Веселая комната, как неудержимым смехом, вся залита ярко ворвавшимся утренним солнцем. Под окном орет петух. А в окна уж никто не глядит угрюмо черным глазом -- все бело играющим под солнцем инеем, точно все весело поседело за ночь: и двор, и плетни, и неподвижные ветви, и степь, далеко за двором подымающаяся ленивым изволоком. А погребню узенько сверкающей полоской недвижно лежат ослепительно белые рыхлые облака, словно тоже заиндевевшие в прозрачно сверкающем свежем воздухе.
-- Ах, да ведь я вот где!..
Торопливо соскакиваю, одеваюсь, умываюсь. Где-то далеко в прошлом темная вязкая дорога, угрюмая ночь, мгла, и сырость, подкашивающая усталость. По полу играют зайчики от колеблющейся в чашке воды.
Прохожу в столовую, она еще веселей. На круглом ослепительно-белом столе -- веселый, мурлыкающий в облаках пара самовар; он тоже играет на солнце вычищенными боками. Больно сверкают стаканы.
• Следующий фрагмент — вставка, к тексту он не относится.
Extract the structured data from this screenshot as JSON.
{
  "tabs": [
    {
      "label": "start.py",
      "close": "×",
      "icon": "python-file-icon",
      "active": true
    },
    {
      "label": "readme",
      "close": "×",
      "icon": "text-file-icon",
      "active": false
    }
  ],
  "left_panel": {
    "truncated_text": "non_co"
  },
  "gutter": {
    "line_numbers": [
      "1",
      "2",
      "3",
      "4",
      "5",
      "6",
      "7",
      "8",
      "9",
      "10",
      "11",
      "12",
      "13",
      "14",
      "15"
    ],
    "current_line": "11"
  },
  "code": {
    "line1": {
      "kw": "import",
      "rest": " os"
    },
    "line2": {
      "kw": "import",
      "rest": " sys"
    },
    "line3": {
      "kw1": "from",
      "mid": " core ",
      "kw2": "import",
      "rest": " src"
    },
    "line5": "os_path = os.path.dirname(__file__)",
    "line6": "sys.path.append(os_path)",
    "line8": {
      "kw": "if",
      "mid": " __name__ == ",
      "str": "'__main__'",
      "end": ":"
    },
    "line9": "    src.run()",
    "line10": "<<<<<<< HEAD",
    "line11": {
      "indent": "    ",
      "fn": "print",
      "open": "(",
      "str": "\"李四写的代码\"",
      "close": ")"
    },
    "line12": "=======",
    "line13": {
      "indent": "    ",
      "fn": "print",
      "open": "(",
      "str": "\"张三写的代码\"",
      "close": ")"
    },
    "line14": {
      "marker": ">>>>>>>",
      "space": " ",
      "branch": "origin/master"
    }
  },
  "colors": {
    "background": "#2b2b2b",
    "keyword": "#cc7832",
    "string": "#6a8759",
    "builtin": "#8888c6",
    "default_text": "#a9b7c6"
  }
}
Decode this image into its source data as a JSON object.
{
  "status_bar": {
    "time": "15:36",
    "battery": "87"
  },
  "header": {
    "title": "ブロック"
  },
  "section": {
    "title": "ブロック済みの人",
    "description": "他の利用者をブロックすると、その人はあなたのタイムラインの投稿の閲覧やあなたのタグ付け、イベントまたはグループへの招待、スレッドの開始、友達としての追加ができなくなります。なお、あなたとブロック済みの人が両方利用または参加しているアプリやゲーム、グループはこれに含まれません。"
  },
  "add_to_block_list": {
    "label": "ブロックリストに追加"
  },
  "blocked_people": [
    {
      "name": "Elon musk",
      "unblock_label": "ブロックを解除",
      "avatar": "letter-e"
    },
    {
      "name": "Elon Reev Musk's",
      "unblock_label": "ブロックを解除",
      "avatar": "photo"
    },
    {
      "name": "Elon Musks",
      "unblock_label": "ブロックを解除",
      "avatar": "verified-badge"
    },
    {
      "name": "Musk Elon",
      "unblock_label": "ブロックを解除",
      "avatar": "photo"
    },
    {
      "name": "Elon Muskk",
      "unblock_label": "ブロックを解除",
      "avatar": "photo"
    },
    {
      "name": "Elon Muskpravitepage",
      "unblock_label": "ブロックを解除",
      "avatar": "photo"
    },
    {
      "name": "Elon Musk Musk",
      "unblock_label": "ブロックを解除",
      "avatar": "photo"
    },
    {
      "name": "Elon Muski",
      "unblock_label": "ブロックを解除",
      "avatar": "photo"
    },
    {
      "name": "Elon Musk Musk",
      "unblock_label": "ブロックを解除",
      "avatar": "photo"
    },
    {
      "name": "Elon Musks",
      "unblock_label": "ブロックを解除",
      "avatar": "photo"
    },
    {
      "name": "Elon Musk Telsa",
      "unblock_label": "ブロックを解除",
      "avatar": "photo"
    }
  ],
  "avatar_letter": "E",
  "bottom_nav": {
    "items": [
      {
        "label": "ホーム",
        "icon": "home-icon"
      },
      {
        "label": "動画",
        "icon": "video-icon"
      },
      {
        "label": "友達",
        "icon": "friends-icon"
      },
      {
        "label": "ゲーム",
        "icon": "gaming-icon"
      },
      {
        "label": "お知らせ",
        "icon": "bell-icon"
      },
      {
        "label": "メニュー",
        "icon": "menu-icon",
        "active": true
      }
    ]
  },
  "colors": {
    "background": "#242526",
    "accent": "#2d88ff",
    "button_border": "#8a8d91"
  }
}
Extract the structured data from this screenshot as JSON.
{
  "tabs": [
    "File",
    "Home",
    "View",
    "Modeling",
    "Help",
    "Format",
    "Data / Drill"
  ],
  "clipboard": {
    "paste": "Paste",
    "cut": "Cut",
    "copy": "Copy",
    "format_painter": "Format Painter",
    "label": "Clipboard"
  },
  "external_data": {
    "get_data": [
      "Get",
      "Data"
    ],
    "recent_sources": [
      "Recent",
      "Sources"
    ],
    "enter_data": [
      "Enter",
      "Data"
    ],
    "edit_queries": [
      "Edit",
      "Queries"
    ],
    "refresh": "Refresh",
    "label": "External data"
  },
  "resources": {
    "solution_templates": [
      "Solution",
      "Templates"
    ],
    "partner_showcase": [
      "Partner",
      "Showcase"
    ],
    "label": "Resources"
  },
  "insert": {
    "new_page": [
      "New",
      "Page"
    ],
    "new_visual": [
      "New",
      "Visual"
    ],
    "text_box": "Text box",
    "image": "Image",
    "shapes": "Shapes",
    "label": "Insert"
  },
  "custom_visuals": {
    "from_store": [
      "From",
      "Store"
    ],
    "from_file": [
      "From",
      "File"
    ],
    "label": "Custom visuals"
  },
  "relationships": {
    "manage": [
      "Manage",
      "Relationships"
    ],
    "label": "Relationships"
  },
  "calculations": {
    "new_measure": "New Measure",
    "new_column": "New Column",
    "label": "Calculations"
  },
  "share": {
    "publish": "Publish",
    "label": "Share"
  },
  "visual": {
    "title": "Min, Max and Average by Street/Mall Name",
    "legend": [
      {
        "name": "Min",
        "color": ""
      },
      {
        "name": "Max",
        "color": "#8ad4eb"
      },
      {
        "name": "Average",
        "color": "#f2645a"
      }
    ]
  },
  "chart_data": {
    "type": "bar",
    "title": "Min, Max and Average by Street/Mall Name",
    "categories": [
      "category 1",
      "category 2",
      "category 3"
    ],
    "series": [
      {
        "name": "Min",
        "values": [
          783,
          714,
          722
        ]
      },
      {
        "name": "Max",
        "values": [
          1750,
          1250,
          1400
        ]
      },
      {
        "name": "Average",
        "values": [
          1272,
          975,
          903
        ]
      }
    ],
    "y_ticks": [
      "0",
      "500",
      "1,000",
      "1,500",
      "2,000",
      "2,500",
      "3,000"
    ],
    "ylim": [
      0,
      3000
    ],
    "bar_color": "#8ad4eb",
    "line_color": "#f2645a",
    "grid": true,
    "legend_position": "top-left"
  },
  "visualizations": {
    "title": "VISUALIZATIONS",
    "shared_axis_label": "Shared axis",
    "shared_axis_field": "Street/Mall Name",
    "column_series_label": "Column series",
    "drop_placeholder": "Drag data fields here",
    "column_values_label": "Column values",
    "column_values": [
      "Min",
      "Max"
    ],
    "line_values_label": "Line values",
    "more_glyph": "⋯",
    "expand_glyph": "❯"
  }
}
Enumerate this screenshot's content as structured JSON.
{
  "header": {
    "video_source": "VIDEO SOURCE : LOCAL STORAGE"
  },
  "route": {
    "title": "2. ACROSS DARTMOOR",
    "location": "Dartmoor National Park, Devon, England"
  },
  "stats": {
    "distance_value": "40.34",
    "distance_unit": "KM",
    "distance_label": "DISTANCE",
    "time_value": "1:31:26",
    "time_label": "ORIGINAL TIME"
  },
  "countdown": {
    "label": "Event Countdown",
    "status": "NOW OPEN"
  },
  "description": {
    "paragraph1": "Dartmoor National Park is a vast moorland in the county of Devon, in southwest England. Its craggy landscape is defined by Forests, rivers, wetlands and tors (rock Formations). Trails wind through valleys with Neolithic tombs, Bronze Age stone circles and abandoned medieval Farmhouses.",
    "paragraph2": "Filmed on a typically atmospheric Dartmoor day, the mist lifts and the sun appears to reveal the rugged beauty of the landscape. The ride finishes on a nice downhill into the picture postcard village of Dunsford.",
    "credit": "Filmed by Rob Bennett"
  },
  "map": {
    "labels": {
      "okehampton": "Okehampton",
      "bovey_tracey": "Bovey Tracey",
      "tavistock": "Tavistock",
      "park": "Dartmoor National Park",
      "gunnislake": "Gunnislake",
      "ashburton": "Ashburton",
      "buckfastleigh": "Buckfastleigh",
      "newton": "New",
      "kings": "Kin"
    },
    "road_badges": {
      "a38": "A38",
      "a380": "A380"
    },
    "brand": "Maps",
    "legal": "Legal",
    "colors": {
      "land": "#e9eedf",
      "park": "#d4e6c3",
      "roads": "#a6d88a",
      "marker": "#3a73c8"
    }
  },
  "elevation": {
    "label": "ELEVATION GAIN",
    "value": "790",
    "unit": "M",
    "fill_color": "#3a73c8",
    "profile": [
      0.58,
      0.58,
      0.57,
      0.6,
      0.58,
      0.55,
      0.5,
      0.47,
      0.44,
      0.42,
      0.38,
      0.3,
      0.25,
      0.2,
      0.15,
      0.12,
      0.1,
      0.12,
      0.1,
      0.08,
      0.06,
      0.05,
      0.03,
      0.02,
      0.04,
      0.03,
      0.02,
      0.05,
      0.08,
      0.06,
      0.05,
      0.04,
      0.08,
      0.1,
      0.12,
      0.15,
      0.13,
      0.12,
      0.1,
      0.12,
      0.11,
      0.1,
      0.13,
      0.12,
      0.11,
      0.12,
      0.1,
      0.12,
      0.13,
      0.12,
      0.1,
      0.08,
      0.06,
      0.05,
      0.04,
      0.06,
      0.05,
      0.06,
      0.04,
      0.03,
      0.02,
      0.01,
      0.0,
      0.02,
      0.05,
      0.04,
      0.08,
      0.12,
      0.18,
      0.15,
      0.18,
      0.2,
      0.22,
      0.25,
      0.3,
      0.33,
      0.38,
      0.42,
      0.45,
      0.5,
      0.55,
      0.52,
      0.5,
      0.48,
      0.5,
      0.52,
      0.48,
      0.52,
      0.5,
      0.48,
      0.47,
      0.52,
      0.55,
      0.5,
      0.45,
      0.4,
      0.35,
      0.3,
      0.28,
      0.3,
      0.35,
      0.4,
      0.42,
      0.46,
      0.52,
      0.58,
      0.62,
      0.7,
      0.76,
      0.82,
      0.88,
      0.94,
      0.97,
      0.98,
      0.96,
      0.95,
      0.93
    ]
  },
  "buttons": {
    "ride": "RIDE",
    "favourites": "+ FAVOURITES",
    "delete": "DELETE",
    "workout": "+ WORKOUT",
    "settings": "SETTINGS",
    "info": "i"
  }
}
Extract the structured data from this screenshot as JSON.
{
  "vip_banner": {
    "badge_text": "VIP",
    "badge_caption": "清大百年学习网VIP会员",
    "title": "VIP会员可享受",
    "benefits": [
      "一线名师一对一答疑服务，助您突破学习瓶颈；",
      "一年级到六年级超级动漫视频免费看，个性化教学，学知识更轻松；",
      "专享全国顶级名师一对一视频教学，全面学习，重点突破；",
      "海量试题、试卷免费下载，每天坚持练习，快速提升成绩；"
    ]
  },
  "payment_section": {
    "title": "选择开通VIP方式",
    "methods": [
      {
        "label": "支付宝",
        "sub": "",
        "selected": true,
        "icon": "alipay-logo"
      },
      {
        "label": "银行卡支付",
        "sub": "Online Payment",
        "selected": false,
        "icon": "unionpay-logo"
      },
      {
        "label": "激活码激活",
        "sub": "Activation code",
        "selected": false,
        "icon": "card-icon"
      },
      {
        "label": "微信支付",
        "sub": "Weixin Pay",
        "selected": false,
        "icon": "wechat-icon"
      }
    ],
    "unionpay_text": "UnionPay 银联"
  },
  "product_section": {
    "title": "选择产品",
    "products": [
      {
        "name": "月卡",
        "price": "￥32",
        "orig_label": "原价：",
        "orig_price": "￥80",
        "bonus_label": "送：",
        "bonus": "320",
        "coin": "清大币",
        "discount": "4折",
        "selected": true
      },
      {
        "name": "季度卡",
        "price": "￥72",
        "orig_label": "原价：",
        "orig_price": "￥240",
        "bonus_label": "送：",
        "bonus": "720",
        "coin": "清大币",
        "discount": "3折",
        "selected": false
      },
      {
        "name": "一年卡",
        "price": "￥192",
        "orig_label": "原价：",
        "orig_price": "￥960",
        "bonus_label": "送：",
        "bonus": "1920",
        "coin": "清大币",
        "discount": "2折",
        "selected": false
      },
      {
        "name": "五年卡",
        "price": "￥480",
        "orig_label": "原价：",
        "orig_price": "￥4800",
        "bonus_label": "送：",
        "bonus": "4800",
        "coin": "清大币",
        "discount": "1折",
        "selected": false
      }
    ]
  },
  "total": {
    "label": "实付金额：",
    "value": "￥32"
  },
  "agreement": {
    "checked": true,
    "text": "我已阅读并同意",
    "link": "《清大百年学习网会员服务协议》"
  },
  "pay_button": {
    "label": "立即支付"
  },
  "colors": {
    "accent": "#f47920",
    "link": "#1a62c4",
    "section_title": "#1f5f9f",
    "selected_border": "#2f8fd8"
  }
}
Никого нет. Надеваю шапку, выхожу. Приятно пощипывает утренний, пропитанный первым легким морозцем воздух. Небо свежо голубеет. По взгорью всползает вчерашняя черная дорога, с окаменелой взвороченной грязью. Должно быть, к утру вызвездило, проступил морозец и сделал грязь крепкой.
Двор огромный. По краям -- сараи, навесы для скота, крытые соломой, как это делают в степи, арбы, плуги, как у зажиточного мужика.
Хозяйка, в высоких сапогах, короткой юбке, мужской теплой шапке, гоняет лошадей с катками по разбросанной соломе, и катки звонко бьют каменными ребрами по морозной земле, выбивая из колоса зерно.
Ее движения крепки, уверенны, размашисты.
-- Но, но, милые!
За голыми ветлами сквозит крыша мельницы. Оттуда несется колеблющийся, как бегущая вода, однотонный, как мелькающий жернов, шум.
-- Доброе утро...
-- Вы уже встали? Пойдемте чай пить.
Она останавливает лошадей, и мы идем в дом. Отовсюду веет крепким, налаженным хозяйственным укладом.
К чаю приходит хозяин. Он весь белый, мука в ресницах, в усах, в волосах, на лице. Возился на мельнице и улыбается, и за егоулыбкой что-то недоговоренное, что -- я не могу определить.
Меня снова засыпают вопросами о той живой жизни, что бьется там, в городах, среди людей.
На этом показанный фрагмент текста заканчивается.